A closed-door committee found NDP members who broken rules around parliamentary resources! The mainstream media wants to ignore this, but here is a list of refunds the board is seeking from current and former NDP MPs:
Robert Aubin: $30,158
Paulina Ayalu: $29,280
Tyrone Benskin: $31,888
Denis Blanchette: $31,888
Lysane Blanchette-Lamothe: $29,842
Françoise Boivin: $24,498
Charmaine Borg: $22,807
Alexandre Boulerice: $122,122
Marjolaine Boutin-Sweet: $24,259
Tarik Brahmi: $22,953
Ruth Ellen Brosseau: $30,959
Guy Caron: $64,916
Andrew Cash: $1,288
Sylvain Chicoine: $31,069
François Choquette: $24,216
Former MP Olivia Chow: $1,288
Raymond Côté: $31,064
Anne-Marie Day: $35,430
Pierre Dionne Labelle: $26,812
Rosane Doré Lefebvre: $29,551
Matthew Dubé: $30,727
Pierre-Luc Dusseault: $26,805
Mylène Freeman: $30,301
Réjean Genest: $21,380
Jonathan Genest-Jourdain: $31,788
Alain Giguère: $28,794
Sadia Groguhé: $29,836
Dan Harris: $141,467
Now Independent MP Sana Hassainia: $26,754
Pierre Jacob: $31,051
Matthew Kellway: $1,288
François Lapointe: $30,364
Jean-François Larose: $15,299
Alexandrine Latendresse: $31,888
Hélène Laverdière: $24,216
Hélène LeBlanc: $27,866
Laurin Liu: $29,845
Hoang Mai: $30,739
Christine Moore: $31,793
Dany Morin: $28,152
Isabelle Morin: $169,117
arc-André Morin: $25,690
Marie-Claude Morin: $30,023
Thomas Mulcair: $7,440
Pierre Nantel: $14,911
Peggy Nash: $1,288
Jamie Nicholls: $30,740
José Nunez-Melo: $31,700
Annick Papillon: $29,266
Now Bloc Québécois MP Claude Patry: $14,081
Ève Péclet: $27,111
Now Independent MP Manon Perreault: $22,009
François Pilon: $31,874
Anne Minh-Thu Quach: $30,727
Francine Raynault: $27,952
Jean Rousseau: $142,548
Romeo Saganash: $35,600
Craig Scott: $1,288
Djaouida Sellah: $29,841
Rathika Sitsabaiesan: $1,288
Mike Sullivan: $1,288
Philip Toone: $31,069
Jonathan Tremblay: $30,739
Nycole Turmel: $15,161
NDP House Leader: $189,714 (Amount to be shared between Joe Comartin, Nathan Cullen and Peter Julian)

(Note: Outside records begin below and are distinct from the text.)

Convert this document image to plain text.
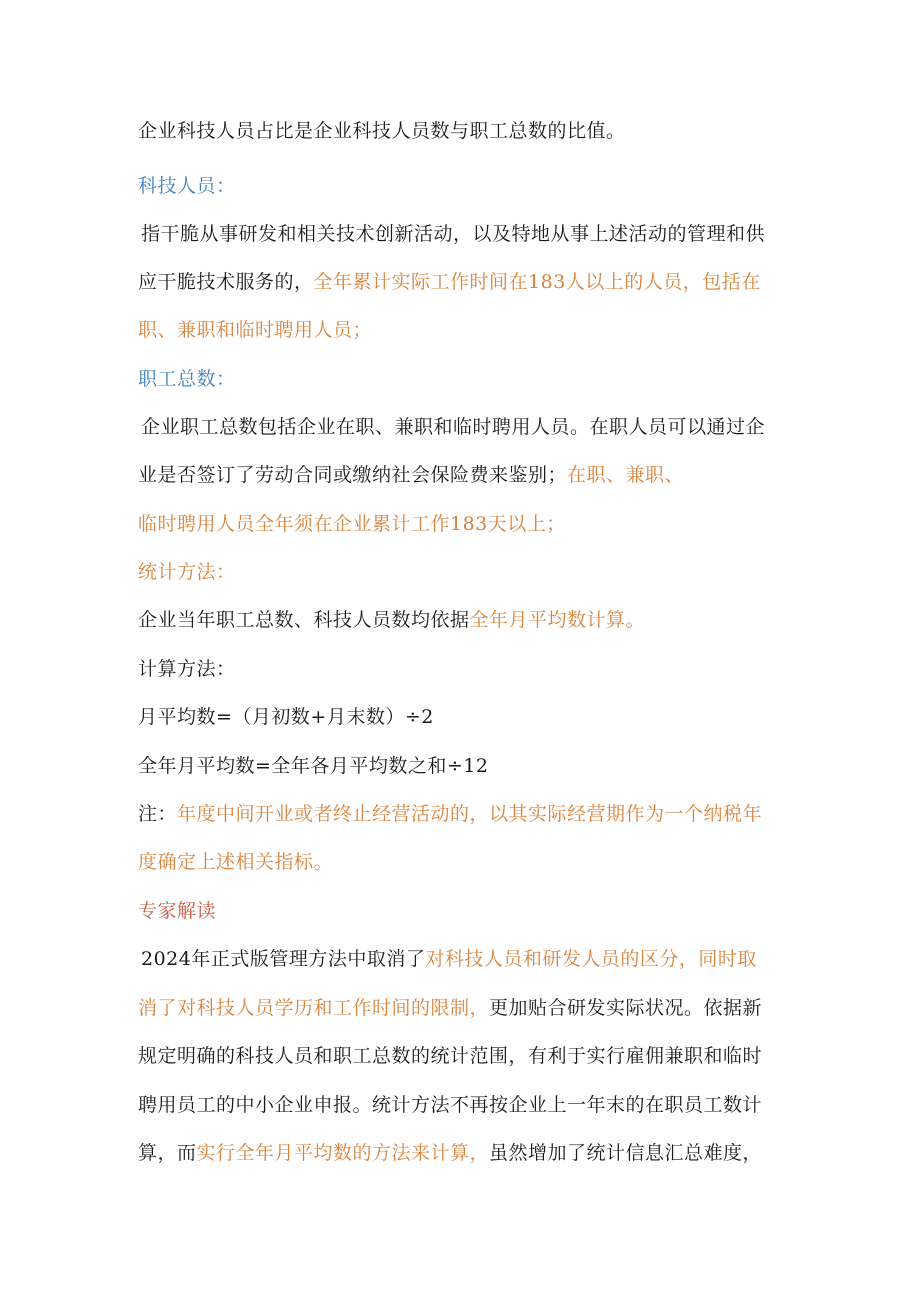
企业科技人员占比是企业科技人员数与职工总数的比值。
科技人员：
指干脆从事研发和相关技术创新活动，以及特地从事上述活动的管理和供
应干脆技术服务的，全年累计实际工作时间在183人以上的人员，包括在
职、兼职和临时聘用人员；
职工总数：
企业职工总数包括企业在职、兼职和临时聘用人员。在职人员可以通过企
业是否签订了劳动合同或缴纳社会保险费来鉴别；在职、兼职、
临时聘用人员全年须在企业累计工作183天以上；
统计方法：
企业当年职工总数、科技人员数均依据全年月平均数计算。
计算方法：
月平均数=（月初数+月末数）÷2
全年月平均数=全年各月平均数之和÷12
注：年度中间开业或者终止经营活动的，以其实际经营期作为一个纳税年
度确定上述相关指标。
专家解读
2024年正式版管理方法中取消了对科技人员和研发人员的区分，同时取
消了对科技人员学历和工作时间的限制，更加贴合研发实际状况。依据新
规定明确的科技人员和职工总数的统计范围，有利于实行雇佣兼职和临时
聘用员工的中小企业申报。统计方法不再按企业上一年末的在职员工数计
算，而实行全年月平均数的方法来计算，虽然增加了统计信息汇总难度，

NDP Party Leader: $408,573 (Amount to be shared between Turmel and Mulcair)
NDP Whip: $35,633 (Amount to be shared between Chris Charlton and Turmel)
Total: $2,749,362.00
Thomas Mulcair and the NDP took your money – TELL THEM TO PAY IT BACK!
What is the NDP going to do to reduce the necessity for many Canadians to now have a ‘two-income’ household? We hear about them wanting to spend taxpayer’s money to have subsidised day-care, so both husband and wife can both be out in the workforce. But in country that obviously does not NEED to have 100% of its available workforce, both male and female, actually out working fulltime to provide 100% of all the goods and services we all need and desire, (and we would be a hopelessly inefficient country if we did!), why should we even want that? When I was growing up in the 1950’s and ’60’s, the one-income household was the norm. And we lived quite well on that. But now it takes two? And they still can’t afford to park the kids in daycare from what they’re making? At some point someone in the NDP should start to do the math. Universalising an insufficiency does not a sufficiency make, all it does is share the misery. That insufficiency is not necessarily money itself, but rather ‘purchasing power’. And robbing Peter to pay Paul was never a long term cure for that.